Harris had moved to Portland, Oregon, at the end of 2004 after John relocated for work. After taking time initially to get her family settled near the West Coast, Harris eventually found her way into the Portland jazz scene through some jam sessions. From there, she started getting regular gigs.
“I worked frequently with a lot of people who have done a lot of really cool things, and they were very nurturing,” Harris said. “It was such a highly developmental period in my musical path.”
John was transferred again in 2012, this time to Atlanta, so Harris moved across the country and started building relationships and finding opportunities in a new jazz community.
Two years later, she released her second album, “Karla Harris Sings the Dave & Iola Brubeck Songbook,” through Summit Records.
Her career has continued to grow with a list of performance credits that includes the Sarasota Jazz Festival, Portland Jazz Festival, Oregon Coast Jazz Party, Nantucket Arts Festival, Siletz Bay Music Festival, Atlanta Jazz Party and Atlanta Jazz Festival.
Harris released her third album, “Certain Elements,” in 2019, and it was the first to feature some of her work as a songwriter.
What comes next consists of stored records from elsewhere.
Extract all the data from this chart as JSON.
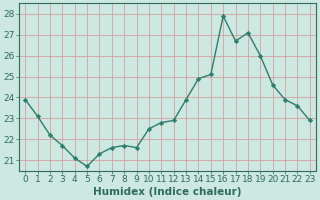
{
  "x": [
    0,
    1,
    2,
    3,
    4,
    5,
    6,
    7,
    8,
    9,
    10,
    11,
    12,
    13,
    14,
    15,
    16,
    17,
    18,
    19,
    20,
    21,
    22,
    23
  ],
  "y": [
    23.9,
    23.1,
    22.2,
    21.7,
    21.1,
    20.7,
    21.3,
    21.6,
    21.7,
    21.6,
    22.5,
    22.8,
    22.9,
    23.9,
    24.9,
    25.1,
    27.9,
    26.7,
    27.1,
    26.0,
    24.6,
    23.9,
    23.6,
    22.9
  ],
  "line_color": "#2e7d6e",
  "marker": "D",
  "marker_size": 2.2,
  "bg_color": "#cce8e0",
  "grid_color": "#d4a0a0",
  "tick_color": "#2e6b5e",
  "xlabel": "Humidex (Indice chaleur)",
  "ylim": [
    20.5,
    28.5
  ],
  "yticks": [
    21,
    22,
    23,
    24,
    25,
    26,
    27,
    28
  ],
  "xticks": [
    0,
    1,
    2,
    3,
    4,
    5,
    6,
    7,
    8,
    9,
    10,
    11,
    12,
    13,
    14,
    15,
    16,
    17,
    18,
    19,
    20,
    21,
    22,
    23
  ],
  "xlabel_fontsize": 7.5,
  "tick_fontsize": 6.5,
  "linewidth": 1.0
}
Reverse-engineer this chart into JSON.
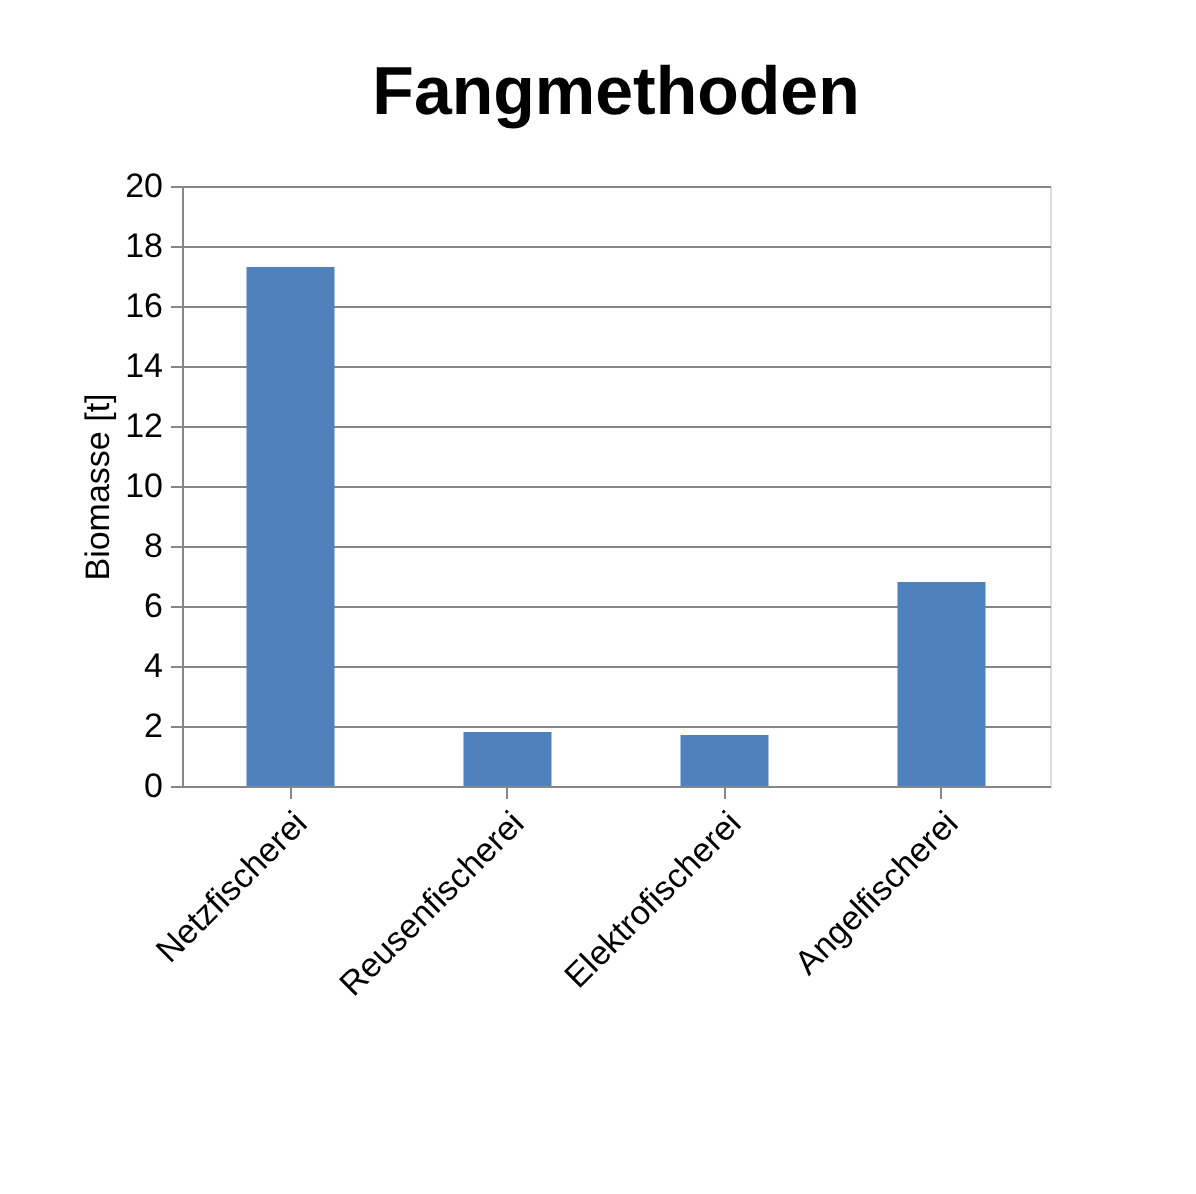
{
  "chart_data": {
    "type": "bar",
    "title": "Fangmethoden",
    "ylabel": "Biomasse [t]",
    "categories": [
      "Netzfischerei",
      "Reusenfischerei",
      "Elektrofischerei",
      "Angelfischerei"
    ],
    "values": [
      17.3,
      1.8,
      1.7,
      6.8
    ],
    "color": "#4f81bd",
    "ylim": [
      0,
      20
    ],
    "yticks": [
      0,
      2,
      4,
      6,
      8,
      10,
      12,
      14,
      16,
      18,
      20
    ],
    "grid": "y"
  }
}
The album reached No. 44 on the Jazz Week chart. Two of her original songs from the album, “Interlude” and “When Michael,” achieved semifinalist status in the International Songwriting Competition.
Since 2017, Harris has also worked as an artist-in-residence in the Jazz Studies department at Kennesaw State University, where she teaches applied vocal jazz to aspiring singers both 1-on-1 and in combos.
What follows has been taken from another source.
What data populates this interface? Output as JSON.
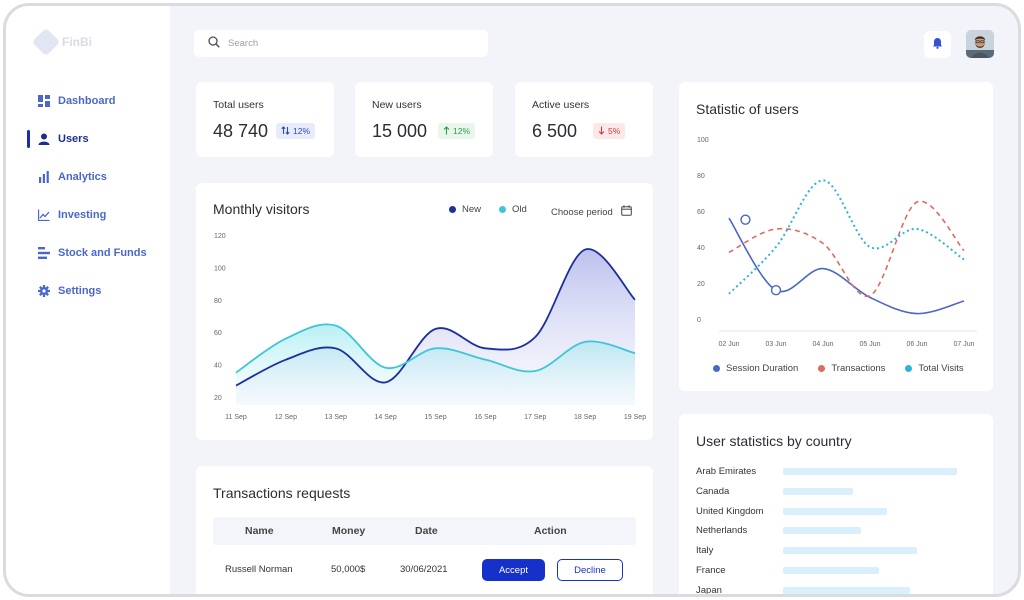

The pandemic kept Harris from performing regularly for more than a year, but she’s been returning to the stage in concert settings over the past several months and is getting set to embark on a short tour in North and South Carolina.
“All of the things that I do now are all things that I dreamed about when I was little,” Harris said. “But I just didn’t see how it could be true. It’s pretty cool to look back on, and I’m looking forward to what comes next – the performances and the music that’s to come.”
Including being in front of her friends and family – and sharing a stage with Trevor – on Saturday night at the Touhill.